Between you and me, we tried really hard not to build a Postgres service. We're committed now, it's gonna be good. For future DBs we plan to get big enough that people like Timescale to ship their products on Fly infrastructure.

jfyne · on June 30, 2021

This might be in the docs somewhere, but can you bring your own postgres image to your managed service?

mrkurt · on June 30, 2021

Our postgres clusters are just a Fly app: https://github.com/fly-apps/postgres-ha

You could run your own PG by modifying that app. Right now we're calling it "automated" and not managed, though. All alerts about health and other issues go straight to customers, we don't have DBAs that will touch these things yet.

jfyne · on June 30, 2021

Ah ok, interesting. Thanks

frafra · on June 30, 2021

Also relevant: https://fly.io/docs/getting-started/multi-region-databases/

itsjloh · on June 30, 2021

How are POST requests replayed into different regions? Does your edge proxy hold the whole POST requests (body and all?) just in case it needs to be replayed?

mrkurt · on June 30, 2021

It does, and we need to update our docs with this.

We buffer up to 1mb of request data to be possibly replayed. We can set that arbitrarily high, it just seemed like a reasonable starting point.

itsjloh · on July 1, 2021

Cool, makes sense. Thanks for taking the time to reply! Really big fan of fly, run a few apps on it now and the experience has been fantastic.
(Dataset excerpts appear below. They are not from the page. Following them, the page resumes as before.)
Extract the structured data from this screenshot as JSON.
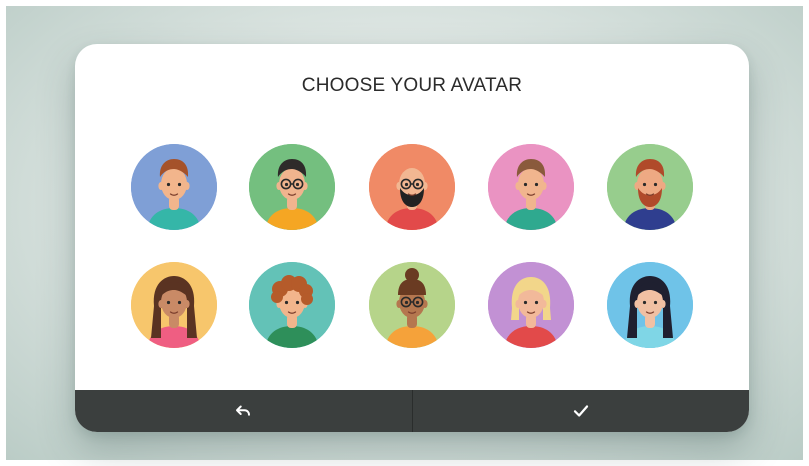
{
  "dialog": {
    "title": "CHOOSE YOUR AVATAR"
  },
  "avatars": [
    {
      "id": "avatar-1",
      "bg": "#7f9fd6",
      "skin": "#f2b58c",
      "hair": "#a5522a",
      "shirt": "#35b6a8",
      "hair_style": "short",
      "beard": false,
      "glasses": false
    },
    {
      "id": "avatar-2",
      "bg": "#74bf7f",
      "skin": "#f0b48e",
      "hair": "#2e2b2a",
      "shirt": "#f5a623",
      "hair_style": "short",
      "beard": false,
      "glasses": true
    },
    {
      "id": "avatar-3",
      "bg": "#f08a66",
      "skin": "#f2b792",
      "hair": "#2e2b2a",
      "shirt": "#e24a4a",
      "hair_style": "bald",
      "beard": true,
      "glasses": true
    },
    {
      "id": "avatar-4",
      "bg": "#ea93c2",
      "skin": "#f1b58e",
      "hair": "#8a5a3c",
      "shirt": "#2fa98f",
      "hair_style": "short",
      "beard": false,
      "glasses": false
    },
    {
      "id": "avatar-5",
      "bg": "#97cd8d",
      "skin": "#eea983",
      "hair": "#b04a2a",
      "shirt": "#2f3e8f",
      "hair_style": "short",
      "beard": true,
      "glasses": false
    },
    {
      "id": "avatar-6",
      "bg": "#f7c66c",
      "skin": "#c98a66",
      "hair": "#5a3322",
      "shirt": "#ef5e82",
      "hair_style": "long",
      "beard": false,
      "glasses": false
    },
    {
      "id": "avatar-7",
      "bg": "#63c2b7",
      "skin": "#f2b58c",
      "hair": "#b55b2a",
      "shirt": "#2e8f5a",
      "hair_style": "curly",
      "beard": false,
      "glasses": false
    },
    {
      "id": "avatar-8",
      "bg": "#b6d48a",
      "skin": "#b5774f",
      "hair": "#6a3b22",
      "shirt": "#f5a23a",
      "hair_style": "bun",
      "beard": false,
      "glasses": true
    },
    {
      "id": "avatar-9",
      "bg": "#c291d4",
      "skin": "#f2b99a",
      "hair": "#f2d68a",
      "shirt": "#e24a4a",
      "hair_style": "bob",
      "beard": false,
      "glasses": false
    },
    {
      "id": "avatar-10",
      "bg": "#6fc3e8",
      "skin": "#f1c0a3",
      "hair": "#1f2030",
      "shirt": "#7fd6e6",
      "hair_style": "long",
      "beard": false,
      "glasses": false
    }
  ],
  "footer": {
    "back_icon": "undo-arrow-icon",
    "confirm_icon": "checkmark-icon"
  },
  "colors": {
    "card": "#ffffff",
    "footer": "#3b3f3e",
    "title": "#2b2b2b"
  }
}
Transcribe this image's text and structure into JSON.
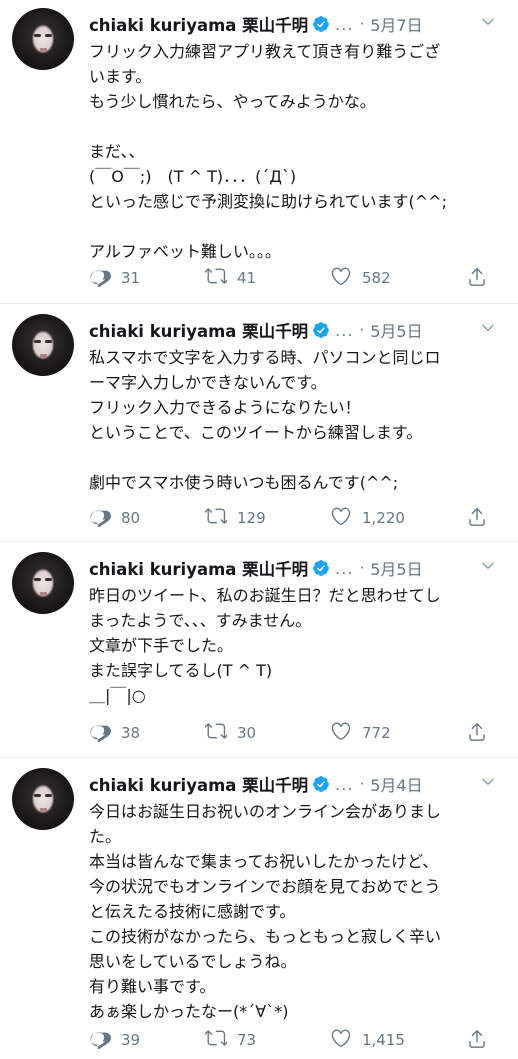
{
  "tweets": [
    {
      "name": "chiaki kuriyama 栗山千明",
      "handle": "...",
      "date": "5月7日",
      "lines": [
        "フリック入力練習アプリ教えて頂き有り難うござ",
        "います。",
        "もう少し慣れたら、やってみようかな。",
        "",
        "まだ、、",
        "(￣O￣;)　(T ^ T)．．．(´Д`)",
        "といった感じで予測変換に助けられています(^^;",
        "",
        "アルファベット難しい。。。"
      ],
      "replies": "31",
      "retweets": "41",
      "likes": "582"
    },
    {
      "name": "chiaki kuriyama 栗山千明",
      "handle": "...",
      "date": "5月5日",
      "lines": [
        "私スマホで文字を入力する時、パソコンと同じロ",
        "ーマ字入力しかできないんです。",
        "フリック入力できるようになりたい！",
        "ということで、このツイートから練習します。",
        "",
        "劇中でスマホ使う時いつも困るんです(^^;"
      ],
      "replies": "80",
      "retweets": "129",
      "likes": "1,220"
    },
    {
      "name": "chiaki kuriyama 栗山千明",
      "handle": "...",
      "date": "5月5日",
      "lines": [
        "昨日のツイート、私のお誕生日？だと思わせてし",
        "まったようで、、、すみません。",
        "文章が下手でした。",
        "また誤字してるし(T ^ T)",
        "＿|￣|○"
      ],
      "replies": "38",
      "retweets": "30",
      "likes": "772"
    },
    {
      "name": "chiaki kuriyama 栗山千明",
      "handle": "...",
      "date": "5月4日",
      "lines": [
        "今日はお誕生日お祝いのオンライン会がありまし",
        "た。",
        "本当は皆んなで集まってお祝いしたかったけど、",
        "今の状況でもオンラインでお顔を見ておめでとう",
        "と伝えたる技術に感謝です。",
        "この技術がなかったら、もっともっと寂しく辛い",
        "思いをしているでしょうね。",
        "有り難い事です。",
        "あぁ楽しかったなー(*´∀`*)"
      ],
      "replies": "39",
      "retweets": "73",
      "likes": "1,415"
    }
  ],
  "icons": {
    "reply": "reply-icon",
    "retweet": "retweet-icon",
    "like": "heart-icon",
    "share": "share-icon",
    "verified": "verified-badge-icon",
    "more": "chevron-down-icon"
  },
  "colors": {
    "text": "#14171a",
    "secondary": "#657786",
    "verified": "#1da1f2",
    "divider": "#e6ecf0"
  }
}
malloryerik · on June 30, 2021

Fly.io and the Postgres service look great. Do you have a roadmap for future regions? (I'd personally love to see Korea.) If I may ask, do you use major cloud services or run your own machines, and how easy or hard is it for Fly.io to add new regions?

mrkurt · on July 1, 2021

We don't have a firm roadmap for future regions, but Seoul is high up on my wish list.
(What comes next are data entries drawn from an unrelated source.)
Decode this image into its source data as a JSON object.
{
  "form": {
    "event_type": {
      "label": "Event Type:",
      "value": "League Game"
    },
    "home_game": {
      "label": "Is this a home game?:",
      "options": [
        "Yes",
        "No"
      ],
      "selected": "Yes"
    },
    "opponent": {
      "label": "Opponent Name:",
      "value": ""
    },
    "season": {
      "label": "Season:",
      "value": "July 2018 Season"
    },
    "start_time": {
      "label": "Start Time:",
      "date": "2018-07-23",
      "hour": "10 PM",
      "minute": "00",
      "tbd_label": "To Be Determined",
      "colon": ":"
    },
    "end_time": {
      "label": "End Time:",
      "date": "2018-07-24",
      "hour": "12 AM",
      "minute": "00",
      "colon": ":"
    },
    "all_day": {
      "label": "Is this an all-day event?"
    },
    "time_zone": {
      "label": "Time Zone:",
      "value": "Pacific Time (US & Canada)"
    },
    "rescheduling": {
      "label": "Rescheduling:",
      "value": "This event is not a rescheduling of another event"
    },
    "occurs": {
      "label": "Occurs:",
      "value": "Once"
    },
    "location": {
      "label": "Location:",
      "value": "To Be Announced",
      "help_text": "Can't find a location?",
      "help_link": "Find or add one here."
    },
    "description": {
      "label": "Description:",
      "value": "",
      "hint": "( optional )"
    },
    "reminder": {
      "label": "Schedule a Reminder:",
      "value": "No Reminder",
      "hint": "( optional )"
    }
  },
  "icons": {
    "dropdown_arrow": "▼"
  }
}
Our infrastructure is all dedicated hosts, mostly running in Equinix facilities (we buy a lot of servers from what used to be packet.com).

New regions are hard in one particular way. Since we accept anycast traffic, ever new region has to be anycast-able for us. We outsource anycast management so we're kind of stuck waiting on other providers to opt in to a region.

When we get to a scale where we can manage our own anycast and decide we want to, we will be able to ship new regions relatively quickly. Some places are harder to get servers to than others, but we don't actually need a very large footprint to get started.

AtlasBarfed · on July 1, 2021

Oh look a distributed database with nary a mention of CAP.

And they are allowing multi-master writes? What is the update collision resolution? cell timestamps? vector clocks?